About a month or more ago I did some research online and found the obituary for my father, Mel Kohn, who passed away in January 1992. It listed four children as survivors. That is how I tracked down my West Coast family. From that obit in the Orange County Register.

But do you know how many Dan Kohns there are in Southern California? A bunch. And since then, both Amy and Tracy became Joneses and Andy passed away. Still, I found a number for Amy and on Thursday, April 17, about a week and a half after Mom died, I dialed her number. I waited until about 1 p.m. local time, since there's a three-hour difference and didn't want to disturb Amy too early.

When she answered the phone, I asked if it was Amy, and she said yes. I then said, "I think we are related. I think we have the same father."

She was taken aback but not shocked. She kinda sorta knew I existed, she said amid tears from us both. It was amazing. I had a sister.

But not only that, I had another sister and a brother.
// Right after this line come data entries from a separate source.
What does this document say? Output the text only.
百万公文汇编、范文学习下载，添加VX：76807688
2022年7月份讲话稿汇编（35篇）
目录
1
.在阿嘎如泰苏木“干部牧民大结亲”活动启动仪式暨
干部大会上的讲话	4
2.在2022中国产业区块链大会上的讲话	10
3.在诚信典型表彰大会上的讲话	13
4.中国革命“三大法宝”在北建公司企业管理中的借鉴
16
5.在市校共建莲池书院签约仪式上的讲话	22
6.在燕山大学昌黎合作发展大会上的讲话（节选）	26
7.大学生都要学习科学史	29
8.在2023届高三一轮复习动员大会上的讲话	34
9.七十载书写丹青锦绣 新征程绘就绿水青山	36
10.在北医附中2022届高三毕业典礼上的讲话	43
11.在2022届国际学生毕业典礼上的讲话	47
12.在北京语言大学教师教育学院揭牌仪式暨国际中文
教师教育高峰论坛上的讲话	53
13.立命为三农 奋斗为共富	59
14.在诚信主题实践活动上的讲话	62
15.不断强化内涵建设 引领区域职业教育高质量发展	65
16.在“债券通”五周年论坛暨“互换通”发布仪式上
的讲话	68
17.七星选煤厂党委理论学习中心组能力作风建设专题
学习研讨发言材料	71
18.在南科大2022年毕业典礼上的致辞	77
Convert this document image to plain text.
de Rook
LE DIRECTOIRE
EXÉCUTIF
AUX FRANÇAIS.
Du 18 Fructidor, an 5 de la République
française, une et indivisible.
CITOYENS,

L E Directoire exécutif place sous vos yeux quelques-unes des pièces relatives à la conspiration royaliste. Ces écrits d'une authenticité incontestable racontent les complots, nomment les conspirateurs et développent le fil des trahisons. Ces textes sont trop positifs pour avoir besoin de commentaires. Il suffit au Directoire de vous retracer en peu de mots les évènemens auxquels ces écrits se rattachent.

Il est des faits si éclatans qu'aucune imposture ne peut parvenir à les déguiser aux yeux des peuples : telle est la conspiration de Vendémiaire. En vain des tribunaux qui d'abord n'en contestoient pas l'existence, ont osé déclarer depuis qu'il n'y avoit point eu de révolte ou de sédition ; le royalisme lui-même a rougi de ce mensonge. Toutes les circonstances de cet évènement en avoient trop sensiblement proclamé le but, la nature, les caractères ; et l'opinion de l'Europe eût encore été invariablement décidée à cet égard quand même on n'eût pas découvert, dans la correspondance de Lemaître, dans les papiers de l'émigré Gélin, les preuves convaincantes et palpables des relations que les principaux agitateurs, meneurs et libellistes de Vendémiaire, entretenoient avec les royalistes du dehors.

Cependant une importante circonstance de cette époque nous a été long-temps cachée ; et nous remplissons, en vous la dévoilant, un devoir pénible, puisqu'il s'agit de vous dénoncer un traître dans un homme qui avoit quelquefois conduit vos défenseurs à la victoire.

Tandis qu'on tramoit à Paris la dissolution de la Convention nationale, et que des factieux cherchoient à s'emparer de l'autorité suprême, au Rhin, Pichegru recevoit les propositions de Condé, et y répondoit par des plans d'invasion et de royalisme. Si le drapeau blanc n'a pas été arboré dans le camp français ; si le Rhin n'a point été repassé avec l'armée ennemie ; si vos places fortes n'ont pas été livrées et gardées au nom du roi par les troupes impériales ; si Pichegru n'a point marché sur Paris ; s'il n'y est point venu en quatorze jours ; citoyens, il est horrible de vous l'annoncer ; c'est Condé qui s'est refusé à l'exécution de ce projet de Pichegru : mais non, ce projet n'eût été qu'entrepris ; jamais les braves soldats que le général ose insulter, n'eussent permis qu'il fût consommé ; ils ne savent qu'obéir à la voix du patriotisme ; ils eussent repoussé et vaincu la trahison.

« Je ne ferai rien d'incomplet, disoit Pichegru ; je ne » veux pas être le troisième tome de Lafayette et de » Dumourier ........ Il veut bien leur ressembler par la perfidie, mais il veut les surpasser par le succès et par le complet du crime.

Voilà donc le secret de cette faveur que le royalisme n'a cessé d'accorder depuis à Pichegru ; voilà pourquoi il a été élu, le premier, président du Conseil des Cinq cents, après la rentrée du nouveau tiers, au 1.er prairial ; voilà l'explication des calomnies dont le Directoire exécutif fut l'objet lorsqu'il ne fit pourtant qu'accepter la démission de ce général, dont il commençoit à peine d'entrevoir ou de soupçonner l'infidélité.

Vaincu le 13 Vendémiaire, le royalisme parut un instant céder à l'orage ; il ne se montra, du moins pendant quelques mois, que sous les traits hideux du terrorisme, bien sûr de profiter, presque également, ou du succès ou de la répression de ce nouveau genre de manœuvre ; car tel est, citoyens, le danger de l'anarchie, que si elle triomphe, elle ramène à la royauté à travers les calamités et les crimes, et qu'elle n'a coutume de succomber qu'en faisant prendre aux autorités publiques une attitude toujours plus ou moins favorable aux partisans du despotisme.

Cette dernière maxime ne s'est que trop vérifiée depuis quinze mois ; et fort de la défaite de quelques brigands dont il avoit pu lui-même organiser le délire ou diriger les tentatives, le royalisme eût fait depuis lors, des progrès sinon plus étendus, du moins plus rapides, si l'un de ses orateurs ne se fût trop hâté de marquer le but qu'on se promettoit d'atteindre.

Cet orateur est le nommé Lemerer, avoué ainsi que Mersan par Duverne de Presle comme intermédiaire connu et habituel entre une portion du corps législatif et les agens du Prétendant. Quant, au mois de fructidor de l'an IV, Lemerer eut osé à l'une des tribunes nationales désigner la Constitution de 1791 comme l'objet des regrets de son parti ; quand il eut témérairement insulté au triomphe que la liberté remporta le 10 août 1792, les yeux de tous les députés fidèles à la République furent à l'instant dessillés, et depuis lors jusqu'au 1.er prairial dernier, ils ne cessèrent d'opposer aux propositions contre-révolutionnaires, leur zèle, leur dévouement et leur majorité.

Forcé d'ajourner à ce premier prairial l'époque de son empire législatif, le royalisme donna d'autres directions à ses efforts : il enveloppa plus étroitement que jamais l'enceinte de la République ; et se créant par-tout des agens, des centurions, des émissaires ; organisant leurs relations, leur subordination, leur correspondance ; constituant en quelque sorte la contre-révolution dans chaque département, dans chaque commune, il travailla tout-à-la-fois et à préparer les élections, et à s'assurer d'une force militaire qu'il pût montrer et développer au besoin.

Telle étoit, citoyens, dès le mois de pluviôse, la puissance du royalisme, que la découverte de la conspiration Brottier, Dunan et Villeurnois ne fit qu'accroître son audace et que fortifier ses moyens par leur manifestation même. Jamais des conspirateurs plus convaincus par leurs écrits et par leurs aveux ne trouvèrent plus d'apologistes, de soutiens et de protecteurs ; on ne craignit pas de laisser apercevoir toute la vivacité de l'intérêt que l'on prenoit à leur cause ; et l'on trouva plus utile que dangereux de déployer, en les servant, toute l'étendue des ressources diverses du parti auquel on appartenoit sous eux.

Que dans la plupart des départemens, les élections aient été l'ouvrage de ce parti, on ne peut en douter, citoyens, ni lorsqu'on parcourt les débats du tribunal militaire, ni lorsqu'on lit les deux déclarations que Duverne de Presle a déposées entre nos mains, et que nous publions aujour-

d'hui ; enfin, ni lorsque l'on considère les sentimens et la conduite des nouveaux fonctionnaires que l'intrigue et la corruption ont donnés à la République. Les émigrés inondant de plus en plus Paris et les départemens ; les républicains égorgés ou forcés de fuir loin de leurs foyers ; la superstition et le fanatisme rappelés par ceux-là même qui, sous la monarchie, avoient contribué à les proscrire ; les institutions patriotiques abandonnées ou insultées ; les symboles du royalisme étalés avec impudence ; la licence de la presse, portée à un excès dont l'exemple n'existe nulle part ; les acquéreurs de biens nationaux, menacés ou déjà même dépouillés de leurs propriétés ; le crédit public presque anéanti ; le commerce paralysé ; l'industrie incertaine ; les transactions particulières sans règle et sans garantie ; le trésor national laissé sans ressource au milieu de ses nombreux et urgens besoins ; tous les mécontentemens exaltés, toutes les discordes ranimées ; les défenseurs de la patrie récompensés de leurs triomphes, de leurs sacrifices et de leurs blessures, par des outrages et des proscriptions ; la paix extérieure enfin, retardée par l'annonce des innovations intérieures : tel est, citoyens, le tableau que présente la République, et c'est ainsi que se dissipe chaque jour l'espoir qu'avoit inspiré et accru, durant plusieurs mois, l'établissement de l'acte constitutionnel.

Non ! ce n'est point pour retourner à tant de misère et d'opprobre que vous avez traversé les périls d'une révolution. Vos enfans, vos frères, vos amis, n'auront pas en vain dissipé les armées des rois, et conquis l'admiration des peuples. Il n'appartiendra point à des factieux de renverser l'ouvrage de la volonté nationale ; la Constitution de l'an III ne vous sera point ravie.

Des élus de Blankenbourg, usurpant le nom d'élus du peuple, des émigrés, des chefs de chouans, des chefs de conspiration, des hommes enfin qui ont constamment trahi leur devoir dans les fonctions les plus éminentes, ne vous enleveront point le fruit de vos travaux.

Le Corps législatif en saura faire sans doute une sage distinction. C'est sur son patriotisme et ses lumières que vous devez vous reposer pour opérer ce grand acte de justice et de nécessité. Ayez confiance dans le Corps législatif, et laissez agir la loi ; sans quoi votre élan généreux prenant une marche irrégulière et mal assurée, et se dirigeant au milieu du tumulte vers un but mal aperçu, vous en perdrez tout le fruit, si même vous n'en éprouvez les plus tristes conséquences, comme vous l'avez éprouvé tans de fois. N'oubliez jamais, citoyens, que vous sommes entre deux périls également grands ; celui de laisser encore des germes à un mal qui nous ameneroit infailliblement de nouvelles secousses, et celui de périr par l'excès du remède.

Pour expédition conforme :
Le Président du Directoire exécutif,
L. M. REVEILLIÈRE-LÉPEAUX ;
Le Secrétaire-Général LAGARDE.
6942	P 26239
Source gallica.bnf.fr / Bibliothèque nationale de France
Amy and I chatted for about an hour, maybe more, as we learned a bit about one another and our new families. She has four kids, Dan two and Tracy two. I still have an aunt, the widow of Daniel Kohn, Joan, and four cousins, one of whom who lives about two hours away in Sarasota.

Imagine, going from only child to eldest of a handful. As Dan said when I spoke to him later that day, "It's a lot to digest."